Et convaincre un téléphone MITEL de parler SIP, eh ben, ça prends dans le meilleur des cas une demi heure et parfois jusqu’à 2 heures de boulot. Ce qui explique (en partie, il y a d’autres soucis qu’on ne va pas s’amuser à détailler ici) le temps qu’il faut pour rétablir l’ensemble (tout n’est pas encore terminé à l’heure de publication de cet article).

Il faut profiter des occasions

Au passage, la décision a été prise de remplacer l’ensemble des postes par du matériel plus moderne et compatibles avec les standards industriels actuel (gage de pérennité). Le summum de l’histoire étant que certains agents communaux (parmi ceux qui ont eu la chance d’avoir un nouveau téléphone, tous ne sont pas encore arrivés) ont tout de suite pris en main ce nouvel outil et l’ont eux même configuré, preuve qu’on peut ne pas être informaticien mais s’en sortir très bien quand même … quand on a le bon matériel et un peu de curiosité 🙂

Tant que nous étions en formation serrée 2 agents de la ville + 2 SCANI, on a pris le temps de faire le tour de tout ce qui était à revoir en matière de réseau et de serveurs et on a profité de tout ce chambardement et de la galère générale pour changer intégralement le cœur du réseau de la mairie, opération qui se planifie généralement des semaines à l’avance et s’effectue hors des heures ouvrées, mais « tant qu’on était dans la panade » et puisque la coopérative avait quasiment tout le matériel nécessaire en stock, c’était l’occasion.

Ce nouveau cœur de réseau a été mis en place la semaine dernière. Il permet de simplifier grandement les configurations de la sécurité du réseau et va permettre de remplacer de nombreux anciens câbles par de la fibre optique pour améliorer les performances du réseau interne et, plus tard dans l’année, de raccorder l’ensemble des bâtiments publics au réseau fibre public en cours de déploiement.

Nous avons également saisi l’occasion pour donner quelques idées d’outils permettant de mieux suivre le réseau interne et détecter les problèmes avant qu’ils ne deviennent handicapants pour les utilisateurs.

Bilan des courses

Cette première expérimentation de coopération serrée avec une collectivité, qui plus est en pleine urgence critique, nous conforte dans l’idée que SCANI pourrait servir de réservoir de compétences pour l’ensemble des petites et moyennes communes du département, un peu comme un « service informatique en timeshare » .. Mais nous ne saurions imaginer ce type d’offre comme ce que font déjà de nombreux prestataires informatique dans le département (et, en plus ça, ne serait pas très loyal vis à vis d’eux).

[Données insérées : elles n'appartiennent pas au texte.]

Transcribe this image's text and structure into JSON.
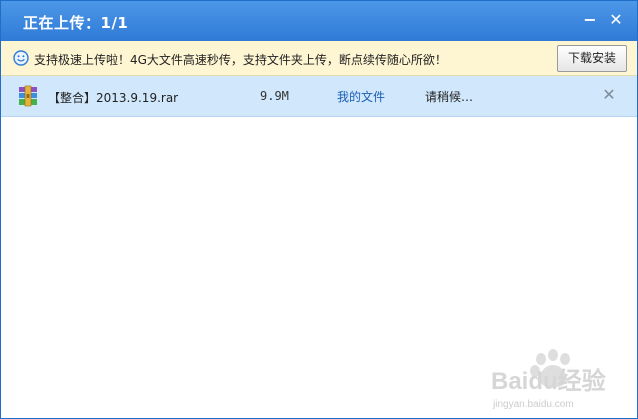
{
  "window": {
    "title": "正在上传：1/1",
    "minimize_glyph": "−",
    "close_glyph": "✕"
  },
  "notice": {
    "icon": "smiley-icon",
    "text": "支持极速上传啦！4G大文件高速秒传，支持文件夹上传，断点续传随心所欲！",
    "install_label": "下载安装"
  },
  "upload_list": [
    {
      "icon": "rar-archive-icon",
      "name": "【整合】2013.9.19.rar",
      "size": "9.9M",
      "destination": "我的文件",
      "status": "请稍候…",
      "remove_glyph": "✕"
    }
  ],
  "watermark": {
    "brand": "Baidu经验",
    "url": "jingyan.baidu.com"
  },
  "colors": {
    "titlebar": "#3a86dd",
    "notice_bg": "#fef5d3",
    "row_selected": "#d1e8fc",
    "link": "#1a5fb4"
  }
}
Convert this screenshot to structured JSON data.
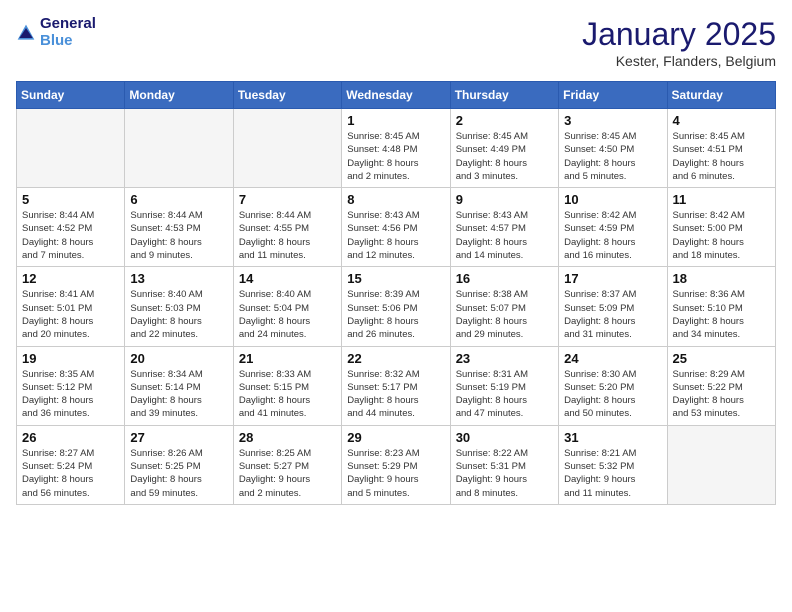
{
  "header": {
    "logo_line1": "General",
    "logo_line2": "Blue",
    "title": "January 2025",
    "subtitle": "Kester, Flanders, Belgium"
  },
  "weekdays": [
    "Sunday",
    "Monday",
    "Tuesday",
    "Wednesday",
    "Thursday",
    "Friday",
    "Saturday"
  ],
  "weeks": [
    [
      {
        "day": "",
        "info": ""
      },
      {
        "day": "",
        "info": ""
      },
      {
        "day": "",
        "info": ""
      },
      {
        "day": "1",
        "info": "Sunrise: 8:45 AM\nSunset: 4:48 PM\nDaylight: 8 hours\nand 2 minutes."
      },
      {
        "day": "2",
        "info": "Sunrise: 8:45 AM\nSunset: 4:49 PM\nDaylight: 8 hours\nand 3 minutes."
      },
      {
        "day": "3",
        "info": "Sunrise: 8:45 AM\nSunset: 4:50 PM\nDaylight: 8 hours\nand 5 minutes."
      },
      {
        "day": "4",
        "info": "Sunrise: 8:45 AM\nSunset: 4:51 PM\nDaylight: 8 hours\nand 6 minutes."
      }
    ],
    [
      {
        "day": "5",
        "info": "Sunrise: 8:44 AM\nSunset: 4:52 PM\nDaylight: 8 hours\nand 7 minutes."
      },
      {
        "day": "6",
        "info": "Sunrise: 8:44 AM\nSunset: 4:53 PM\nDaylight: 8 hours\nand 9 minutes."
      },
      {
        "day": "7",
        "info": "Sunrise: 8:44 AM\nSunset: 4:55 PM\nDaylight: 8 hours\nand 11 minutes."
      },
      {
        "day": "8",
        "info": "Sunrise: 8:43 AM\nSunset: 4:56 PM\nDaylight: 8 hours\nand 12 minutes."
      },
      {
        "day": "9",
        "info": "Sunrise: 8:43 AM\nSunset: 4:57 PM\nDaylight: 8 hours\nand 14 minutes."
      },
      {
        "day": "10",
        "info": "Sunrise: 8:42 AM\nSunset: 4:59 PM\nDaylight: 8 hours\nand 16 minutes."
      },
      {
        "day": "11",
        "info": "Sunrise: 8:42 AM\nSunset: 5:00 PM\nDaylight: 8 hours\nand 18 minutes."
      }
    ],
    [
      {
        "day": "12",
        "info": "Sunrise: 8:41 AM\nSunset: 5:01 PM\nDaylight: 8 hours\nand 20 minutes."
      },
      {
        "day": "13",
        "info": "Sunrise: 8:40 AM\nSunset: 5:03 PM\nDaylight: 8 hours\nand 22 minutes."
      },
      {
        "day": "14",
        "info": "Sunrise: 8:40 AM\nSunset: 5:04 PM\nDaylight: 8 hours\nand 24 minutes."
      },
      {
        "day": "15",
        "info": "Sunrise: 8:39 AM\nSunset: 5:06 PM\nDaylight: 8 hours\nand 26 minutes."
      },
      {
        "day": "16",
        "info": "Sunrise: 8:38 AM\nSunset: 5:07 PM\nDaylight: 8 hours\nand 29 minutes."
      },
      {
        "day": "17",
        "info": "Sunrise: 8:37 AM\nSunset: 5:09 PM\nDaylight: 8 hours\nand 31 minutes."
      },
      {
        "day": "18",
        "info": "Sunrise: 8:36 AM\nSunset: 5:10 PM\nDaylight: 8 hours\nand 34 minutes."
      }
    ],
    [
      {
        "day": "19",
        "info": "Sunrise: 8:35 AM\nSunset: 5:12 PM\nDaylight: 8 hours\nand 36 minutes."
      },
      {
        "day": "20",
        "info": "Sunrise: 8:34 AM\nSunset: 5:14 PM\nDaylight: 8 hours\nand 39 minutes."
      },
      {
        "day": "21",
        "info": "Sunrise: 8:33 AM\nSunset: 5:15 PM\nDaylight: 8 hours\nand 41 minutes."
      },
      {
        "day": "22",
        "info": "Sunrise: 8:32 AM\nSunset: 5:17 PM\nDaylight: 8 hours\nand 44 minutes."
      },
      {
        "day": "23",
        "info": "Sunrise: 8:31 AM\nSunset: 5:19 PM\nDaylight: 8 hours\nand 47 minutes."
      },
      {
        "day": "24",
        "info": "Sunrise: 8:30 AM\nSunset: 5:20 PM\nDaylight: 8 hours\nand 50 minutes."
      },
      {
        "day": "25",
        "info": "Sunrise: 8:29 AM\nSunset: 5:22 PM\nDaylight: 8 hours\nand 53 minutes."
      }
    ],
    [
      {
        "day": "26",
        "info": "Sunrise: 8:27 AM\nSunset: 5:24 PM\nDaylight: 8 hours\nand 56 minutes."
      },
      {
        "day": "27",
        "info": "Sunrise: 8:26 AM\nSunset: 5:25 PM\nDaylight: 8 hours\nand 59 minutes."
      },
      {
        "day": "28",
        "info": "Sunrise: 8:25 AM\nSunset: 5:27 PM\nDaylight: 9 hours\nand 2 minutes."
      },
      {
        "day": "29",
        "info": "Sunrise: 8:23 AM\nSunset: 5:29 PM\nDaylight: 9 hours\nand 5 minutes."
      },
      {
        "day": "30",
        "info": "Sunrise: 8:22 AM\nSunset: 5:31 PM\nDaylight: 9 hours\nand 8 minutes."
      },
      {
        "day": "31",
        "info": "Sunrise: 8:21 AM\nSunset: 5:32 PM\nDaylight: 9 hours\nand 11 minutes."
      },
      {
        "day": "",
        "info": ""
      }
    ]
  ]
}
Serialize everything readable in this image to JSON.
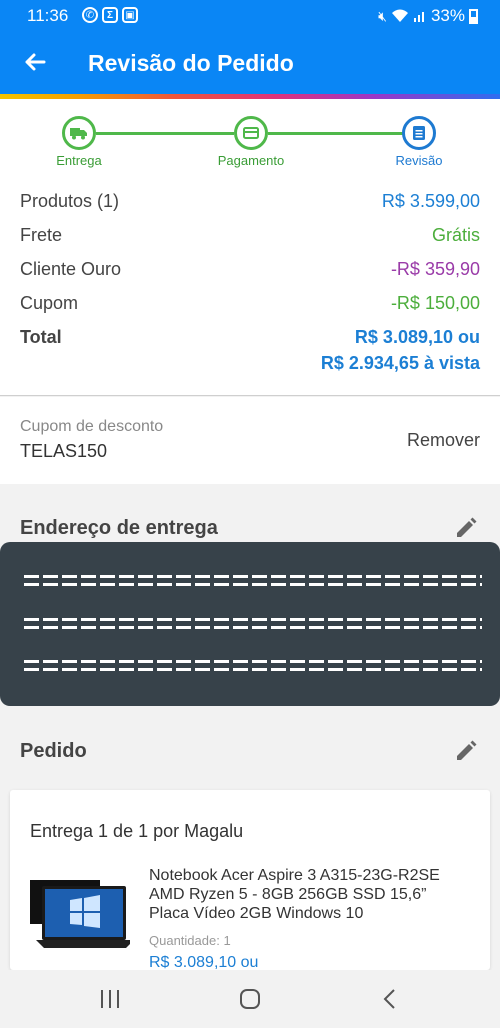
{
  "status": {
    "time": "11:36",
    "battery": "33%"
  },
  "header": {
    "title": "Revisão do Pedido"
  },
  "steps": [
    {
      "label": "Entrega"
    },
    {
      "label": "Pagamento"
    },
    {
      "label": "Revisão"
    }
  ],
  "summary": {
    "rows": [
      {
        "label": "Produtos (1)",
        "value": "R$ 3.599,00"
      },
      {
        "label": "Frete",
        "value": "Grátis"
      },
      {
        "label": "Cliente Ouro",
        "value": "-R$ 359,90"
      },
      {
        "label": "Cupom",
        "value": "-R$ 150,00"
      }
    ],
    "total_label": "Total",
    "total_value": "R$ 3.089,10 ou",
    "total_cash": "R$ 2.934,65 à vista"
  },
  "coupon": {
    "caption": "Cupom de desconto",
    "code": "TELAS150",
    "remove_label": "Remover"
  },
  "address": {
    "title": "Endereço de entrega"
  },
  "order": {
    "title": "Pedido",
    "delivery_heading": "Entrega 1 de 1 por Magalu",
    "product_name": "Notebook Acer Aspire 3 A315-23G-R2SE AMD Ryzen 5 - 8GB 256GB SSD 15,6” Placa Vídeo 2GB Windows 10",
    "quantity": "Quantidade:  1",
    "price": "R$ 3.089,10 ou"
  },
  "colors": {
    "primary": "#0a86f5",
    "step_green": "#4fb84a",
    "step_active": "#1e7ad1",
    "price_blue": "#1c7fd4",
    "free_green": "#4cae3c",
    "discount_purple": "#9a3ba8"
  }
}
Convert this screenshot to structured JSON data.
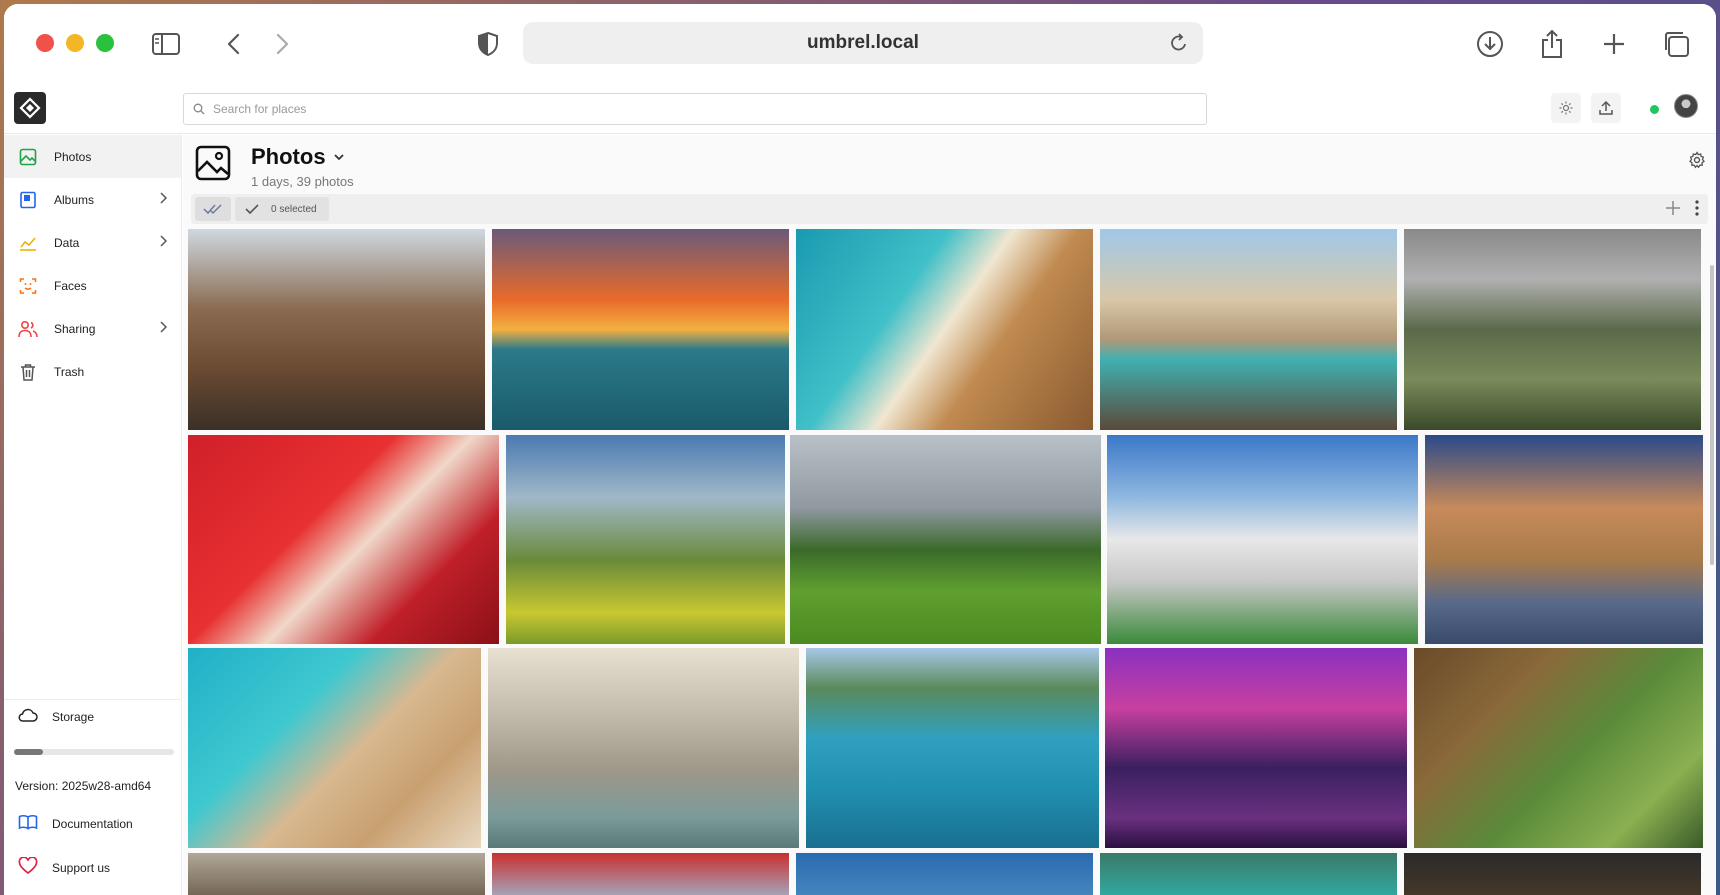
{
  "browser": {
    "url": "umbrel.local"
  },
  "header": {
    "search_placeholder": "Search for places"
  },
  "sidebar": {
    "items": [
      {
        "label": "Photos",
        "icon": "photos-icon",
        "color": "#22a34a",
        "has_chevron": false,
        "active": true
      },
      {
        "label": "Albums",
        "icon": "album-icon",
        "color": "#2563eb",
        "has_chevron": true,
        "active": false
      },
      {
        "label": "Data",
        "icon": "chart-icon",
        "color": "#eab308",
        "has_chevron": true,
        "active": false
      },
      {
        "label": "Faces",
        "icon": "face-scan-icon",
        "color": "#f97316",
        "has_chevron": false,
        "active": false
      },
      {
        "label": "Sharing",
        "icon": "users-icon",
        "color": "#ef4444",
        "has_chevron": true,
        "active": false
      },
      {
        "label": "Trash",
        "icon": "trash-icon",
        "color": "#555555",
        "has_chevron": false,
        "active": false
      }
    ],
    "storage_label": "Storage",
    "storage_used_fraction": 0.18,
    "version": "Version: 2025w28-amd64",
    "documentation_label": "Documentation",
    "support_label": "Support us"
  },
  "main": {
    "title": "Photos",
    "subtitle": "1 days, 39 photos",
    "selected_label": "0 selected"
  },
  "colors": {
    "accent_green": "#22c55e",
    "support_red": "#e11d48",
    "doc_blue": "#2563eb"
  },
  "photos": [
    {
      "name": "cable-cars-street"
    },
    {
      "name": "sailboat-sunset"
    },
    {
      "name": "aerial-beach-rocks"
    },
    {
      "name": "trevi-fountain-crowd"
    },
    {
      "name": "highland-river-valley"
    },
    {
      "name": "geisha-red-umbrella"
    },
    {
      "name": "old-man-of-storr"
    },
    {
      "name": "turf-house-field"
    },
    {
      "name": "vittoriano-monument"
    },
    {
      "name": "colosseum-dusk"
    },
    {
      "name": "aerial-turquoise-beach"
    },
    {
      "name": "fountain-statues"
    },
    {
      "name": "couple-boat-sea"
    },
    {
      "name": "city-tower-purple-night"
    },
    {
      "name": "pagoda-forest"
    },
    {
      "name": "row4-photo-1"
    },
    {
      "name": "row4-photo-2"
    },
    {
      "name": "row4-photo-3"
    },
    {
      "name": "row4-photo-4"
    },
    {
      "name": "row4-photo-5"
    }
  ]
}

La coopération étant au cœur de nos actions, il est nécessaire, si des communes souhaitent se lancer dans l’aventure, qu’elles s’assurent qu’au moins une personne dans la commune (agent, élu ou autre) sera volontaire pour être formé et prendre les choses en main, tout en ayant l’esprit tranquille en pouvant se reposer sur la coopérative en cas de besoin ponctuels ou plus récurrents.